While an LTE-A pilot is going live in Tech City next month, civilians will have to wait at least a year to give the new network a go.
Written by Jo Best, Contributor

After being first to the punch with 4G, now EE is ready to switch on the first LTE-Advanced network in the UK.

EE said on Tuesday that London's Tech City will be the first to get LTE-A coverage, which offers maximum theoretical download speeds of 300Mbps. Under its current generation LTE, theoretical top speeds are 150Mbps, with real world speeds more in the region of 24Mbps to 30Mbps.

A handful of businesses will be used as guinea pigs for the pilot network, which will use carrier aggregation, where 20MHz of 1800Mhz spectrum and 20MHz of 2.6Ghz spectrum are used together to deliver higher speeds. The pilot users will be given CAT6 Huawei routers next month, which they can use for up to 20 wi-fi connections.

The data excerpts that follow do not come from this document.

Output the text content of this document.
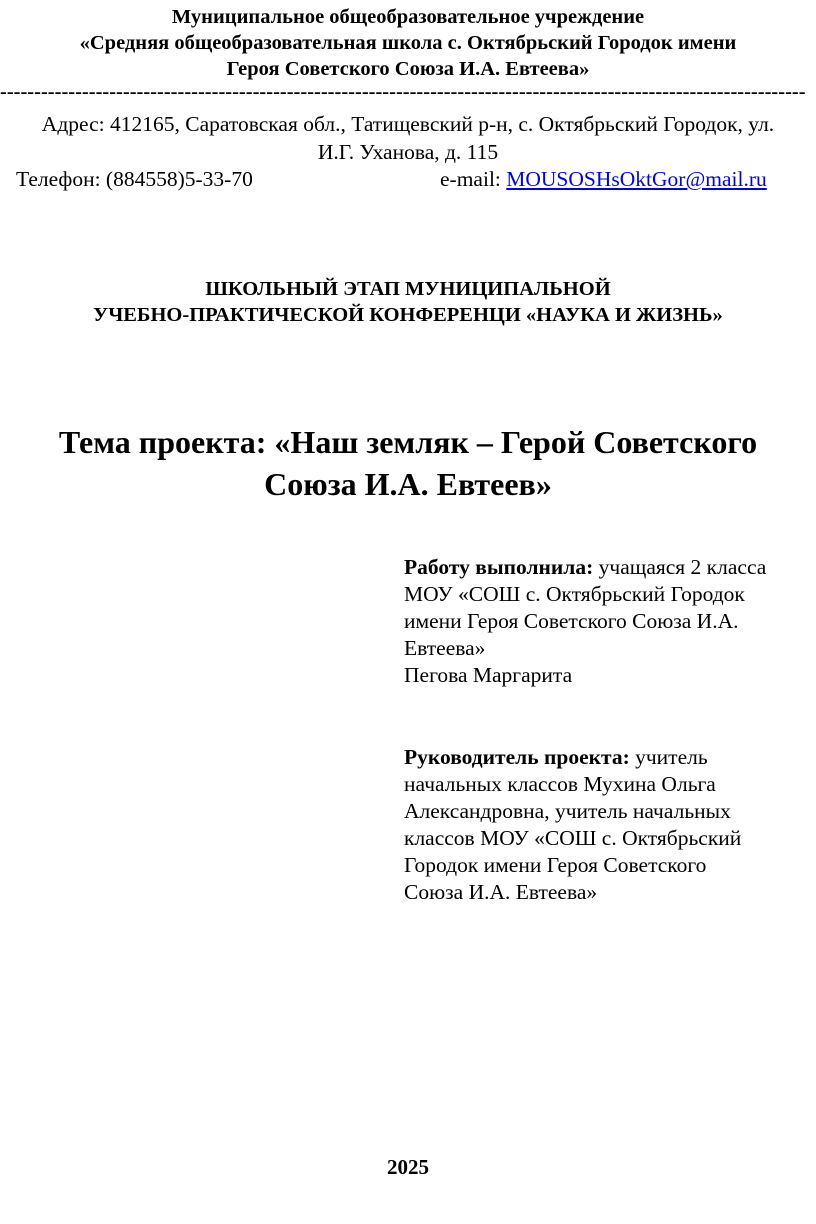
Муниципальное общеобразовательное учреждение
«Средняя общеобразовательная школа с. Октябрьский Городок имени
Героя Советского Союза И.А. Евтеева»
----------------------------------------------------------------------------------------------------------------------
Адрес: 412165, Саратовская обл., Татищевский р-н, с. Октябрьский Городок, ул.
И.Г. Уханова, д. 115
Телефон: (884558)5-33-70	e-mail: MOUSOSHsOktGor@mail.ru
ШКОЛЬНЫЙ ЭТАП МУНИЦИПАЛЬНОЙ
УЧЕБНО-ПРАКТИЧЕСКОЙ КОНФЕРЕНЦИ «НАУКА И ЖИЗНЬ»
Тема проекта: «Наш земляк – Герой Советского
Союза И.А. Евтеев»
Работу выполнила: учащаяся 2 класса
МОУ «СОШ с. Октябрьский Городок
имени Героя Советского Союза И.А.
Евтеева»
Пегова Маргарита
Руководитель проекта: учитель
начальных классов Мухина Ольга
Александровна, учитель начальных
классов МОУ «СОШ с. Октябрьский
Городок имени Героя Советского
Союза И.А. Евтеева»
2025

EE wouldn't reveal how many users will be involved in the trial, but said it will increase the number of pilot companies over Q1.

However, most consumers in the area won't get a chance to taste those higher speeds for some time yet: the first commercial equipment isn't expected to arrive in Europe until next summer at the earliest, when EE will begin its commercial rollout of LTE-A. Routers and dongles are expected to be first to market, with LTE-A-enabled smartphones following a few months after.

LTE-A is still a rarity in Europe: the only other major operator to have begun piloting the technology so far is SFR, France's second largest mobile carrier. It reported real-world download speeds in the region of 175Mbps and, like EE, it's using carrier aggregation with the 1800Mhz and 2.6Ghz bands.

To date, most LTE-Advanced experiments, and the first network rollout, have taken place in Asia. SK Telecom, a South Korean operator, switched on its LTE-A network in June this year, with an LTE-A version of the Samsung Galaxy S4 available at launch.